Reading Kubernetes logs on Openshift without running as root

[tilleryd]

Question

Openshift pod logs on the cluster nodes have file mode 600 (r/w only for the root user).

-rw-------. 1 root root 10236666 Aug  5 14:26 0.log

We are running Vector as a Daemonset with mounted /var/log dir from the nodes. In the below Vector logs, you can see that permission is denied when attempting to read a log file. What's the easiest solution that requires minimal configuration change, while achieving a high level of security? Our organization has strict security requirements, therefore we cannot run the Vector container as root via the following config.

securityContext:
  runAsUser: 0

Vector Config

[api]
enabled = false
address = "0.0.0.0:8686"
playground = true

[sources.file]
type = "file"
data_dir = "/tmp/"
include = ['/var/log/pods/default*/sidecar*/*.log']
ignore_older = 1200

Vector Logs

2025-08-04T19:34:57.326098Z ERROR source{component_kind="source" component_id=file component_type=file}:file_server: vector::internal_events::file::source: Failed reading file for fingerprinting. file=/var/log/pods/default_nginx-test-546d794596-k7rwc_b6ea049b-91ce-4e94-aa43-5532c1a45dd6/sidecar/0.log error=Permission denied (os error 13) error_code="reading_fingerprint" error_type="reader_failed" stage="receiving" internal_log_rate_limit=true

[thomasqueirozb]

Hi @tilleryd, unfortunately you came across a known issue. I know it doesn't solve your original problem but you can try running Vector without some capabilities disabled as detailed here.

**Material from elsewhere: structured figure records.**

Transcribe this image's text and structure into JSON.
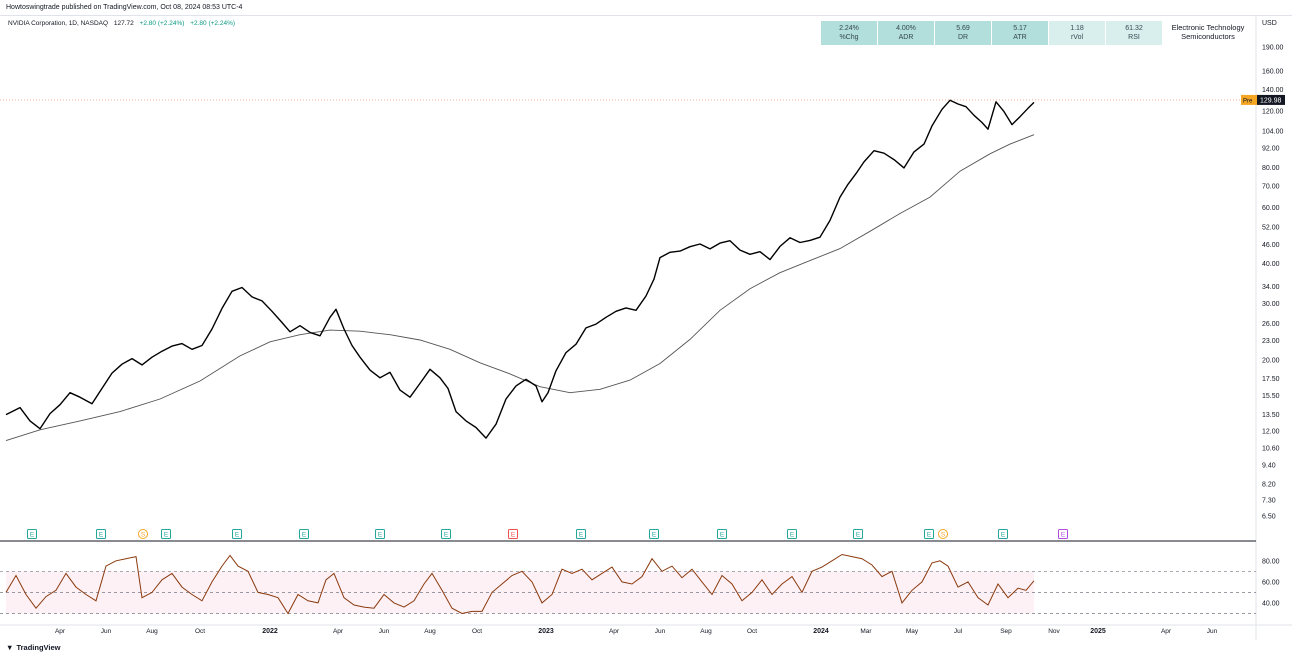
{
  "header": {
    "published": "Howtoswingtrade published on TradingView.com, Oct 08, 2024 08:53 UTC-4",
    "symbol": "NVIDIA Corporation, 1D, NASDAQ",
    "price": "127.72",
    "change": "+2.80 (+2.24%)",
    "change2": "+2.80 (+2.24%)"
  },
  "stats": [
    {
      "value": "2.24%",
      "label": "%Chg"
    },
    {
      "value": "4.00%",
      "label": "ADR"
    },
    {
      "value": "5.69",
      "label": "DR"
    },
    {
      "value": "5.17",
      "label": "ATR"
    },
    {
      "value": "1.18",
      "label": "rVol"
    },
    {
      "value": "61.32",
      "label": "RSI"
    }
  ],
  "sector": {
    "line1": "Electronic Technology",
    "line2": "Semiconductors"
  },
  "currency": "USD",
  "footer": {
    "brand": "TradingView"
  },
  "colors": {
    "price": "#000000",
    "ma": "#555555",
    "rsi": "#8b3a0e",
    "rsi_band": "#fce4ec",
    "stat_bg": "#b2dfdb",
    "earnings": "#26a69a",
    "earnings_neg": "#ef5350",
    "dividend": "#f5a623",
    "future_earnings": "#b44ee0"
  },
  "chart_data": {
    "type": "line",
    "title": "NVIDIA Corporation, 1D, NASDAQ",
    "y_scale": "log",
    "ylim": [
      5.8,
      215
    ],
    "y_ticks": [
      190,
      160,
      140,
      120,
      104,
      92,
      80,
      70,
      60,
      52,
      46,
      40,
      34,
      30,
      26,
      23,
      20,
      17.5,
      15.5,
      13.5,
      12,
      10.6,
      9.4,
      8.2,
      7.3,
      6.5
    ],
    "y_tick_labels": [
      "190.00",
      "160.00",
      "140.00",
      "120.00",
      "104.00",
      "92.00",
      "80.00",
      "70.00",
      "60.00",
      "52.00",
      "46.00",
      "40.00",
      "34.00",
      "30.00",
      "26.00",
      "23.00",
      "20.00",
      "17.50",
      "15.50",
      "13.50",
      "12.00",
      "10.60",
      "9.40",
      "8.20",
      "7.30",
      "6.50"
    ],
    "price_label": {
      "prefix": "Pre",
      "value": "129.98"
    },
    "x_ticks": [
      "Apr",
      "Jun",
      "Aug",
      "Oct",
      "2022",
      "Apr",
      "Jun",
      "Aug",
      "Oct",
      "2023",
      "Apr",
      "Jun",
      "Aug",
      "Oct",
      "2024",
      "Mar",
      "May",
      "Jul",
      "Sep",
      "Nov",
      "2025",
      "Apr",
      "Jun"
    ],
    "x_tick_pos": [
      60,
      106,
      152,
      200,
      270,
      338,
      384,
      430,
      477,
      546,
      614,
      660,
      706,
      752,
      821,
      866,
      912,
      958,
      1006,
      1054,
      1098,
      1166,
      1212
    ],
    "series": [
      {
        "name": "NVDA",
        "points": [
          [
            6,
            13.5
          ],
          [
            20,
            14.2
          ],
          [
            30,
            12.9
          ],
          [
            40,
            12.2
          ],
          [
            50,
            13.6
          ],
          [
            60,
            14.5
          ],
          [
            70,
            15.8
          ],
          [
            80,
            15.3
          ],
          [
            92,
            14.6
          ],
          [
            102,
            16.3
          ],
          [
            112,
            18.2
          ],
          [
            122,
            19.4
          ],
          [
            132,
            20.2
          ],
          [
            142,
            19.3
          ],
          [
            152,
            20.4
          ],
          [
            162,
            21.3
          ],
          [
            172,
            22.1
          ],
          [
            182,
            22.5
          ],
          [
            192,
            21.6
          ],
          [
            202,
            22.2
          ],
          [
            212,
            25
          ],
          [
            222,
            29
          ],
          [
            232,
            32.8
          ],
          [
            242,
            33.7
          ],
          [
            252,
            31.5
          ],
          [
            262,
            30.6
          ],
          [
            272,
            28.4
          ],
          [
            282,
            26.2
          ],
          [
            290,
            24.5
          ],
          [
            300,
            25.6
          ],
          [
            310,
            24.4
          ],
          [
            320,
            23.8
          ],
          [
            330,
            27.2
          ],
          [
            336,
            28.8
          ],
          [
            344,
            25
          ],
          [
            352,
            22.2
          ],
          [
            360,
            20.4
          ],
          [
            370,
            18.6
          ],
          [
            380,
            17.6
          ],
          [
            390,
            18.3
          ],
          [
            400,
            16.1
          ],
          [
            410,
            15.3
          ],
          [
            420,
            16.9
          ],
          [
            430,
            18.7
          ],
          [
            440,
            17.6
          ],
          [
            448,
            16.3
          ],
          [
            456,
            13.8
          ],
          [
            466,
            12.9
          ],
          [
            476,
            12.3
          ],
          [
            486,
            11.4
          ],
          [
            496,
            12.6
          ],
          [
            506,
            15.1
          ],
          [
            516,
            16.6
          ],
          [
            526,
            17.4
          ],
          [
            536,
            16.6
          ],
          [
            542,
            14.8
          ],
          [
            548,
            15.8
          ],
          [
            556,
            18.5
          ],
          [
            566,
            21.1
          ],
          [
            576,
            22.4
          ],
          [
            586,
            25.2
          ],
          [
            596,
            25.9
          ],
          [
            606,
            27.2
          ],
          [
            616,
            28.4
          ],
          [
            626,
            29.1
          ],
          [
            636,
            28.6
          ],
          [
            646,
            31.7
          ],
          [
            654,
            35.8
          ],
          [
            660,
            41.8
          ],
          [
            670,
            43.4
          ],
          [
            680,
            43.8
          ],
          [
            690,
            45.2
          ],
          [
            700,
            46.1
          ],
          [
            710,
            44.5
          ],
          [
            720,
            46.4
          ],
          [
            730,
            47.2
          ],
          [
            740,
            44.1
          ],
          [
            750,
            42.8
          ],
          [
            760,
            43.6
          ],
          [
            770,
            41.2
          ],
          [
            780,
            45.3
          ],
          [
            790,
            48.2
          ],
          [
            800,
            46.6
          ],
          [
            810,
            47.3
          ],
          [
            820,
            48.4
          ],
          [
            830,
            54.6
          ],
          [
            840,
            64.6
          ],
          [
            848,
            70.8
          ],
          [
            856,
            76.5
          ],
          [
            864,
            83.2
          ],
          [
            874,
            90.2
          ],
          [
            884,
            88.6
          ],
          [
            894,
            84.6
          ],
          [
            904,
            79.7
          ],
          [
            914,
            89.4
          ],
          [
            924,
            94.6
          ],
          [
            932,
            107.8
          ],
          [
            942,
            121.5
          ],
          [
            950,
            129.6
          ],
          [
            958,
            126.2
          ],
          [
            966,
            123.8
          ],
          [
            974,
            116.4
          ],
          [
            982,
            110.5
          ],
          [
            988,
            105.3
          ],
          [
            996,
            128.2
          ],
          [
            1004,
            119.5
          ],
          [
            1012,
            108.8
          ],
          [
            1020,
            115.2
          ],
          [
            1028,
            122.4
          ],
          [
            1034,
            127.7
          ]
        ]
      },
      {
        "name": "MA",
        "points": [
          [
            6,
            11.2
          ],
          [
            40,
            12.1
          ],
          [
            80,
            12.9
          ],
          [
            120,
            13.8
          ],
          [
            160,
            15.1
          ],
          [
            200,
            17.2
          ],
          [
            240,
            20.6
          ],
          [
            270,
            22.8
          ],
          [
            300,
            24
          ],
          [
            330,
            24.8
          ],
          [
            360,
            24.6
          ],
          [
            390,
            24
          ],
          [
            420,
            23.1
          ],
          [
            450,
            21.6
          ],
          [
            480,
            19.6
          ],
          [
            510,
            18.1
          ],
          [
            540,
            16.5
          ],
          [
            570,
            15.8
          ],
          [
            600,
            16.2
          ],
          [
            630,
            17.3
          ],
          [
            660,
            19.5
          ],
          [
            690,
            23.2
          ],
          [
            720,
            28.6
          ],
          [
            750,
            33.4
          ],
          [
            780,
            37.5
          ],
          [
            810,
            40.9
          ],
          [
            840,
            44.6
          ],
          [
            870,
            50.5
          ],
          [
            900,
            57.4
          ],
          [
            930,
            64.6
          ],
          [
            960,
            77.8
          ],
          [
            990,
            88.2
          ],
          [
            1010,
            94.6
          ],
          [
            1034,
            101.2
          ]
        ]
      }
    ],
    "rsi": {
      "ylim": [
        20,
        95
      ],
      "y_ticks": [
        80,
        60,
        40
      ],
      "y_tick_labels": [
        "80.00",
        "60.00",
        "40.00"
      ],
      "levels": [
        70,
        50,
        30
      ],
      "points": [
        [
          6,
          50
        ],
        [
          16,
          66
        ],
        [
          26,
          48
        ],
        [
          36,
          35
        ],
        [
          46,
          46
        ],
        [
          56,
          52
        ],
        [
          66,
          68
        ],
        [
          76,
          55
        ],
        [
          86,
          48
        ],
        [
          96,
          42
        ],
        [
          106,
          75
        ],
        [
          116,
          80
        ],
        [
          126,
          82
        ],
        [
          136,
          84
        ],
        [
          142,
          45
        ],
        [
          152,
          50
        ],
        [
          162,
          62
        ],
        [
          172,
          68
        ],
        [
          182,
          55
        ],
        [
          192,
          48
        ],
        [
          202,
          42
        ],
        [
          212,
          60
        ],
        [
          222,
          75
        ],
        [
          230,
          85
        ],
        [
          238,
          75
        ],
        [
          248,
          70
        ],
        [
          258,
          50
        ],
        [
          268,
          48
        ],
        [
          278,
          45
        ],
        [
          288,
          30
        ],
        [
          298,
          48
        ],
        [
          308,
          42
        ],
        [
          318,
          40
        ],
        [
          326,
          62
        ],
        [
          334,
          68
        ],
        [
          344,
          45
        ],
        [
          354,
          38
        ],
        [
          364,
          36
        ],
        [
          374,
          35
        ],
        [
          384,
          48
        ],
        [
          394,
          40
        ],
        [
          404,
          36
        ],
        [
          414,
          42
        ],
        [
          424,
          58
        ],
        [
          432,
          68
        ],
        [
          442,
          52
        ],
        [
          452,
          35
        ],
        [
          462,
          30
        ],
        [
          472,
          32
        ],
        [
          482,
          32
        ],
        [
          492,
          50
        ],
        [
          502,
          58
        ],
        [
          512,
          66
        ],
        [
          522,
          70
        ],
        [
          532,
          60
        ],
        [
          542,
          40
        ],
        [
          552,
          48
        ],
        [
          562,
          72
        ],
        [
          572,
          68
        ],
        [
          582,
          72
        ],
        [
          592,
          62
        ],
        [
          602,
          68
        ],
        [
          612,
          74
        ],
        [
          622,
          60
        ],
        [
          632,
          58
        ],
        [
          642,
          65
        ],
        [
          652,
          82
        ],
        [
          662,
          70
        ],
        [
          672,
          75
        ],
        [
          682,
          64
        ],
        [
          692,
          72
        ],
        [
          702,
          60
        ],
        [
          712,
          48
        ],
        [
          722,
          66
        ],
        [
          732,
          58
        ],
        [
          742,
          42
        ],
        [
          752,
          50
        ],
        [
          762,
          62
        ],
        [
          772,
          48
        ],
        [
          782,
          58
        ],
        [
          792,
          65
        ],
        [
          802,
          50
        ],
        [
          812,
          70
        ],
        [
          822,
          74
        ],
        [
          832,
          80
        ],
        [
          842,
          86
        ],
        [
          852,
          84
        ],
        [
          862,
          82
        ],
        [
          872,
          76
        ],
        [
          882,
          65
        ],
        [
          892,
          70
        ],
        [
          902,
          40
        ],
        [
          912,
          52
        ],
        [
          922,
          60
        ],
        [
          932,
          78
        ],
        [
          940,
          80
        ],
        [
          948,
          75
        ],
        [
          958,
          55
        ],
        [
          968,
          60
        ],
        [
          978,
          45
        ],
        [
          988,
          38
        ],
        [
          998,
          58
        ],
        [
          1008,
          45
        ],
        [
          1018,
          54
        ],
        [
          1026,
          52
        ],
        [
          1034,
          61
        ]
      ]
    },
    "events": [
      {
        "x": 32,
        "label": "E",
        "kind": "earnings"
      },
      {
        "x": 101,
        "label": "E",
        "kind": "earnings"
      },
      {
        "x": 143,
        "label": "S",
        "kind": "split"
      },
      {
        "x": 166,
        "label": "E",
        "kind": "earnings"
      },
      {
        "x": 237,
        "label": "E",
        "kind": "earnings"
      },
      {
        "x": 304,
        "label": "E",
        "kind": "earnings"
      },
      {
        "x": 380,
        "label": "E",
        "kind": "earnings"
      },
      {
        "x": 446,
        "label": "E",
        "kind": "earnings"
      },
      {
        "x": 513,
        "label": "E",
        "kind": "earnings_neg"
      },
      {
        "x": 581,
        "label": "E",
        "kind": "earnings"
      },
      {
        "x": 654,
        "label": "E",
        "kind": "earnings"
      },
      {
        "x": 722,
        "label": "E",
        "kind": "earnings"
      },
      {
        "x": 792,
        "label": "E",
        "kind": "earnings"
      },
      {
        "x": 858,
        "label": "E",
        "kind": "earnings"
      },
      {
        "x": 929,
        "label": "E",
        "kind": "earnings"
      },
      {
        "x": 943,
        "label": "S",
        "kind": "split"
      },
      {
        "x": 1003,
        "label": "E",
        "kind": "earnings"
      },
      {
        "x": 1063,
        "label": "E",
        "kind": "future_earnings"
      }
    ]
  }
}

Also, were you able to verify that the container's user's UID/GID is able to read /var/log/pods/default_nginx-test-546d794596-k7rwc_b6ea049b-91ce-4e94-aa43-5532c1a45dd6/sidecar/0.log? You could verify this by spawning a shell in the container and trying to run cat on it.

You might have some success if you try to tweak user/group/file/folder permissions but it is not a guarantee that all Vector functionalities are going to work inside the non-root container.